Appreciating tiny Cricklade

By Edna R.S. Alvarez
This item appears on page 15 of the July 2020 issue.
Edna R.S. Alvarez in Cricklade in southwestern England.

If you’re searching for an off-the-beaten-track, quintessen-tially English village, one with a few contemporary twists but not chock-full of camera-carrying tourists, I can heartily suggest the Saxon village of Cricklade, England.

Listed in England’s 11th-century Domesday Book, the town is located in north Wiltshire, about 90 minutes west of London off the A419, just south of the Cotswolds.

I learned about Cricklade from my daughter, who drove both of us there in August 2019. Should you not have a car, do as the locals do and take a train from Paddington to Swindon, then a 20-minute taxi ride.

Cricklade is tiny! It (happily) lacks the usual English market town chain stores. There is one short commercial street, High Street, with independently owned shops, cafés and pubs plus businesses like butcher shops (three!), a dentist’s office, doctors’ offices, a knitting shop and a pet shop. Residential lanes spread out from High Street, and there’s a large (and free) parking lot easily accessible.

Yarn for sale in a knitting shop in Cricklade. Photo by Edna R.S. Alvarez

According to the town’s well-done and extensive website
(, “The town boasts 112 listed buildings” of which 40 are included in a lovely, detailed village walking map. The map is available on the council website and is posted throughout the village. The website also describes in detail many of these points of interest.

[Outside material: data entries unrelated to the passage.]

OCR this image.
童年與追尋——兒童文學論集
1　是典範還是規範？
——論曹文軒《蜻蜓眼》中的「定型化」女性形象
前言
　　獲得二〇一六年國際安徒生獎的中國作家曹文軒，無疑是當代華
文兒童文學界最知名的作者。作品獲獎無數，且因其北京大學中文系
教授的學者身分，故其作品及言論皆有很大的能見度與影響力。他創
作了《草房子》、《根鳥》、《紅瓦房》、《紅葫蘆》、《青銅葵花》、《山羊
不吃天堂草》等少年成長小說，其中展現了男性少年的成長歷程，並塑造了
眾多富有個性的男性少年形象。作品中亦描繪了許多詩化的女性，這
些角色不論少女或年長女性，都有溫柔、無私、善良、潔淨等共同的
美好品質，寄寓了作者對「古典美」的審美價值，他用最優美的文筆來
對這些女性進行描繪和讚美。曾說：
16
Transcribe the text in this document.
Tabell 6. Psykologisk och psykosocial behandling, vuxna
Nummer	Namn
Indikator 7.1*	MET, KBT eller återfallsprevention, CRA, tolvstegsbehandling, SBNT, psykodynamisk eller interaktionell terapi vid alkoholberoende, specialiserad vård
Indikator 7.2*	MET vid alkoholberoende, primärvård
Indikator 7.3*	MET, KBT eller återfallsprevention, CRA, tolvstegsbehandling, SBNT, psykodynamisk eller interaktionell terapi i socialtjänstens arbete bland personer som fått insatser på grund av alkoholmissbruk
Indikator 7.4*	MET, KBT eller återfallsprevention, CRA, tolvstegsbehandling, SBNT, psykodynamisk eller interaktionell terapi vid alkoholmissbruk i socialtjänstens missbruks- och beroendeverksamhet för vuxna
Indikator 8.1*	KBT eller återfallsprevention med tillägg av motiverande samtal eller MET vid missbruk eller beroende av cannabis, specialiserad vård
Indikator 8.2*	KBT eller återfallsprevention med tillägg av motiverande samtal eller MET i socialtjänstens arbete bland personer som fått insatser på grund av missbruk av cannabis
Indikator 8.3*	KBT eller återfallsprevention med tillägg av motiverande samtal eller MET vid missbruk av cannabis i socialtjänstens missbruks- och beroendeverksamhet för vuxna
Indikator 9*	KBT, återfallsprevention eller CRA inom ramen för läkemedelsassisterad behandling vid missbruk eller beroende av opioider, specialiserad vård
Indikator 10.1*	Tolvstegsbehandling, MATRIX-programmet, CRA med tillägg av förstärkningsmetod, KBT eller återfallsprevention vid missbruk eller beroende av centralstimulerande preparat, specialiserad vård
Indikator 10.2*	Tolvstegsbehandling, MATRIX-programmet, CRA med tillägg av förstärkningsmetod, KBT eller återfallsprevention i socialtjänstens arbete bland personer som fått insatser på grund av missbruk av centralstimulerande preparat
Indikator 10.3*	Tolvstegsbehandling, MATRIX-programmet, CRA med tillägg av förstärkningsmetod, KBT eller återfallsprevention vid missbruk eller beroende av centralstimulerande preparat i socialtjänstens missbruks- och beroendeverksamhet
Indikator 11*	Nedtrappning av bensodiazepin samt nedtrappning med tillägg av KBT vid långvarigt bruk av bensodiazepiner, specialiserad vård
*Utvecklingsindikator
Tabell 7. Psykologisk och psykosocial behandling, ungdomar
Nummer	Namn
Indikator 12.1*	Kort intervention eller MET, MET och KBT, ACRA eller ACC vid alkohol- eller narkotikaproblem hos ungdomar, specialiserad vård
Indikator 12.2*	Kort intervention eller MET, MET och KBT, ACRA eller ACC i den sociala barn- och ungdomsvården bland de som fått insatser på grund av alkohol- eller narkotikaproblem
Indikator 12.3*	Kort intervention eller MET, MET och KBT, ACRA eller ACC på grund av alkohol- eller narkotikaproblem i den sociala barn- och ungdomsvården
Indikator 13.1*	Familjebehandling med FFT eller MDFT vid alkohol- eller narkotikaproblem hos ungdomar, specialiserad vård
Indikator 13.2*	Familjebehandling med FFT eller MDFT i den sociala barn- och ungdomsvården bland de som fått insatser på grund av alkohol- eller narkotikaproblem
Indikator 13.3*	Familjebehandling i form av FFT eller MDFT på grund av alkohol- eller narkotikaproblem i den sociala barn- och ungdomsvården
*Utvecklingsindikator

At the edge of town, visitors can access the Thames Path National Trail, which, according to the town council’s website, runs for 184 miles and is well posted. I walked a small bit of the trail and saw that it was well maintained and easily walkable.

One pleasant surprise was how vibrant the village is while not being geared toward tourists. The Cricklade Club (38 High Street) — a contemporary casual café with a wide variety of modern coffee drinks, 10 craft beers, artisan sourdough bread and many vegetarian dishes (avocado toast, for example) — reflected a thriving village.

On our day’s outing in Cricklade, my daughter and I enjoyed a tasty meal, then wandered for several hours. We saw many interesting buildings and learned a bit of history.